Great post! Thanks for sharing. Would appreciate more content like this.
Zachary Reiss-Davis Apr 18, 2017

This is outstanding overall — but have you seen anything in a similarly engrossing style (or just ANY easy to understand teaching style) that explains “what is machine learning” overall? I’ve been trying to explain the concept a few times recently and would love something to just send people.
David Pethick Apr 18, 2017

Outstanding piece of work.A difficult part of the job of a data scientist is overcoming “black box” objections from smart people who are not trained in the field. Showing them how machine learning is similar to their own internal decision-making process makes that easier.Cheers.Dave P.
Mark Mullin Apr 18, 2017

I work in this space (multi image fusion and 3D depth extraction from static view and subsequent SfM) and I’d advise a healthy sense of caution – is it probably a next big thing ? Yup Do we understand it ? Poorly. Can we absolutely explain why it did or did not work in a given situation ? Nope Are we finding it doesn’t quite work the way we thought ? Yup.
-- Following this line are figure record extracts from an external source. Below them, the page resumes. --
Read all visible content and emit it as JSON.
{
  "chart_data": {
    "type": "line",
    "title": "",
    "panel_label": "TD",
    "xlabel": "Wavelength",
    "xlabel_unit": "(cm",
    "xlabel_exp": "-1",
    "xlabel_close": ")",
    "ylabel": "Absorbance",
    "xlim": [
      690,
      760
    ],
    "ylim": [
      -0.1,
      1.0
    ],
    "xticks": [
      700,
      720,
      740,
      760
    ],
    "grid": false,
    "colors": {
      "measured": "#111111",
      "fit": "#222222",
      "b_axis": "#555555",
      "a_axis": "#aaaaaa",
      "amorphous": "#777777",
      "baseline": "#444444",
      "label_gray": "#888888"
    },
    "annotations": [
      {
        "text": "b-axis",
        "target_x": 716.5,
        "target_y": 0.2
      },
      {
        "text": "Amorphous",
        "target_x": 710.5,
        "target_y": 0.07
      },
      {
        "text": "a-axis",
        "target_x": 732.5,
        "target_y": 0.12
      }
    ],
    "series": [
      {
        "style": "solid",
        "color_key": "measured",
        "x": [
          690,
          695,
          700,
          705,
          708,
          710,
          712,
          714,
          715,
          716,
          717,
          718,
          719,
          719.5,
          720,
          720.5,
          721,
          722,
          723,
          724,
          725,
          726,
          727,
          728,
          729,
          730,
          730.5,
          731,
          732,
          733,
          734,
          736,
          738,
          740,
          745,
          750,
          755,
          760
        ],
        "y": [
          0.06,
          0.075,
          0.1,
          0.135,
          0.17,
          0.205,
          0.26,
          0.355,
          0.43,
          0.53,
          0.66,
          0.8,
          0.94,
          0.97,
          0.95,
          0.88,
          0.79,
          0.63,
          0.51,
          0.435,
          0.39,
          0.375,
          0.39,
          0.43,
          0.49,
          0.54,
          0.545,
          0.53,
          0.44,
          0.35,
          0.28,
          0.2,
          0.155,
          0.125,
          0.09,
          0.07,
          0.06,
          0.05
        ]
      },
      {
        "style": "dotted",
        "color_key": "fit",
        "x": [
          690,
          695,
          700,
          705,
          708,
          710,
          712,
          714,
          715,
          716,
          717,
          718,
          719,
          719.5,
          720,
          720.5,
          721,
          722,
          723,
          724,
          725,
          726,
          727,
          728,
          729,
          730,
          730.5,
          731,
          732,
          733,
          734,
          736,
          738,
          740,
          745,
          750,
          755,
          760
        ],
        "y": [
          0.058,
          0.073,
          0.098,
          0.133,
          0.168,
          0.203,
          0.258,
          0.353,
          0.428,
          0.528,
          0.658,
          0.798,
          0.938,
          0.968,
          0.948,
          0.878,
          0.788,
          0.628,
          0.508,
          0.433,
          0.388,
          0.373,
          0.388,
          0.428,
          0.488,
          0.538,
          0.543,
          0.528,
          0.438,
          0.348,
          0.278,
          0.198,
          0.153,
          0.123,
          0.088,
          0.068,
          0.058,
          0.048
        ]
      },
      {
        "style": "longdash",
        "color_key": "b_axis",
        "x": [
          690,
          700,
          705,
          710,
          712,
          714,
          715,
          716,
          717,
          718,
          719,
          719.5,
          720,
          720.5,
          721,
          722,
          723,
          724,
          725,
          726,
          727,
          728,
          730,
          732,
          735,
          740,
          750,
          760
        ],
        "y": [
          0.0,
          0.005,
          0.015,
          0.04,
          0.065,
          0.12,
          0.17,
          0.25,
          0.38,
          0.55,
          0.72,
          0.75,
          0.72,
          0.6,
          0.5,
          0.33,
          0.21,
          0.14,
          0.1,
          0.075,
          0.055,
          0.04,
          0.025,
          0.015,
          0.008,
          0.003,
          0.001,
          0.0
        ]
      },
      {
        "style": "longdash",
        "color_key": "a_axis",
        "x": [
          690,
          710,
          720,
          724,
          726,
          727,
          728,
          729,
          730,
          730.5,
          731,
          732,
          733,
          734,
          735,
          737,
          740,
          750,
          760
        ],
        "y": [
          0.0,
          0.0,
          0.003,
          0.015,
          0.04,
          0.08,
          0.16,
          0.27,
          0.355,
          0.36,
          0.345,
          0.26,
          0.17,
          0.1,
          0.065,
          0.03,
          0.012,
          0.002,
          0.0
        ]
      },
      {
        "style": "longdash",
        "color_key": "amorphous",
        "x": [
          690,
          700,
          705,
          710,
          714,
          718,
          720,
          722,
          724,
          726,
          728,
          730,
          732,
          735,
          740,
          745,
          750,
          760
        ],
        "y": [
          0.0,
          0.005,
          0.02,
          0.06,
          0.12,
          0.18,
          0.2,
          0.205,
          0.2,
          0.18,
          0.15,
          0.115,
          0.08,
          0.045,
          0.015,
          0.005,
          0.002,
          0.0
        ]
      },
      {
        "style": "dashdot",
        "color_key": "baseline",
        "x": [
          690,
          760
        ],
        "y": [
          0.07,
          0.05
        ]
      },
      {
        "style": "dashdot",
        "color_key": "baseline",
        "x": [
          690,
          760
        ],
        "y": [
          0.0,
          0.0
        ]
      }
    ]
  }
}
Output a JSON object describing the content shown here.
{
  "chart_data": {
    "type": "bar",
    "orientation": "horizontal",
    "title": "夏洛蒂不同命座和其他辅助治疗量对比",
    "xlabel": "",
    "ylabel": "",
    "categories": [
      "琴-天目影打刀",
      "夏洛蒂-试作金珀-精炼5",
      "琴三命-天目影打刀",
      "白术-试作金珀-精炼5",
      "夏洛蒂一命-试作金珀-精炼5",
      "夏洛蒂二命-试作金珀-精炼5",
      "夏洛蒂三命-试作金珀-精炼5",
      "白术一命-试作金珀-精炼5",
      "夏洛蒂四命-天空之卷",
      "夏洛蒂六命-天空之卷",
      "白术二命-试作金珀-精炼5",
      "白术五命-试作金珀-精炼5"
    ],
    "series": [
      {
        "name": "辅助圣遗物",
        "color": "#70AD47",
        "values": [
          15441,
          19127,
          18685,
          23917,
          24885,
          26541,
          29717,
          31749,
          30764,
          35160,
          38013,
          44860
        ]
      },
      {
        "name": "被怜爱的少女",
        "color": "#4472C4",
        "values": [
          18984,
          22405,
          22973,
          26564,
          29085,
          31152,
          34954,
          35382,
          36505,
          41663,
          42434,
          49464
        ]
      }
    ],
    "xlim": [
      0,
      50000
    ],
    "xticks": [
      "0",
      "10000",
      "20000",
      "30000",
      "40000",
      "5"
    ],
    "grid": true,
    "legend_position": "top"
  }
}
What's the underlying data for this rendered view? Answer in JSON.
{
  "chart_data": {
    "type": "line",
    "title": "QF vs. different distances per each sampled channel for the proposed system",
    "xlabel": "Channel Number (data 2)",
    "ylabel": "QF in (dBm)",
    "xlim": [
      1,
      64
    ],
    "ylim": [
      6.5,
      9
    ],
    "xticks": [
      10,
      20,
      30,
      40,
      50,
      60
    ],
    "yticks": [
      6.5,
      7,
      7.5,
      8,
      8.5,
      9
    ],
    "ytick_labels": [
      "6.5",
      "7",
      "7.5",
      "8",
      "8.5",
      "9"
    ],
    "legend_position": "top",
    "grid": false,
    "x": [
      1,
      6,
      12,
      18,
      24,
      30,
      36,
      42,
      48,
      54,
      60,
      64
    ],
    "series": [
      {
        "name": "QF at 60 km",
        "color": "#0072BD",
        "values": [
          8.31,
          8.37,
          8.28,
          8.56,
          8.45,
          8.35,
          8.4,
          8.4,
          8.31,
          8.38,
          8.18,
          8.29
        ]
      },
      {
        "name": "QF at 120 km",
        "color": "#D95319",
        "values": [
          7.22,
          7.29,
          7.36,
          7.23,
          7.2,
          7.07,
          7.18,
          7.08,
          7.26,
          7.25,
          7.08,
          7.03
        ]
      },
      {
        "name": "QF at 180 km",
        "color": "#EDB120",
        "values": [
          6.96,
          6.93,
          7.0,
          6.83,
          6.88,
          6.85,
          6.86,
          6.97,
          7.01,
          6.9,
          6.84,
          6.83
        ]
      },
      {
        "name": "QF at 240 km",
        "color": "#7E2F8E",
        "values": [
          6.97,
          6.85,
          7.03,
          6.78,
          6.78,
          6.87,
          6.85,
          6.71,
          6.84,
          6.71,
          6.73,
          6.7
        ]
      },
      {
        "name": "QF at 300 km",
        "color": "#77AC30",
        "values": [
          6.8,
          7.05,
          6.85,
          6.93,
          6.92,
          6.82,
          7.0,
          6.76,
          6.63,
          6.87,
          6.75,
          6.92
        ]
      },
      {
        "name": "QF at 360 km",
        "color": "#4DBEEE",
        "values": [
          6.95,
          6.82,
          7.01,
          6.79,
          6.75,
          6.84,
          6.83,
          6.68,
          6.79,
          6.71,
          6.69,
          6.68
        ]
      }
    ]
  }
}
See https://blog.openai.com/adv… for examples of exactly how brittle this is – by all means venture on, Fred, but carry a healthy sense of skepticsm – and the presentation is too simplistic – not wrong per se, but so brutally oversimplified as to be trivial – for example, no discussion whatsovever about hyperdimensional linear separability (all this is just bulldozing stuff into ever higher dimensional spaces so we can draw a line between things) nor of how overfitting is effectively memorization of a training set (which I might point out is a flaw with immediate fungible value of its own 🙂 )
Hiral Shah Apr 19, 2017

Thank you for sharing, one of the best articles I have seen in ML and the best one I have started sharing with non-technical folks who want to understand this better
Steven Kane Apr 22, 2017

Fantastic! Thanks for posting. Now that is a really great example of why God created the Interwebs!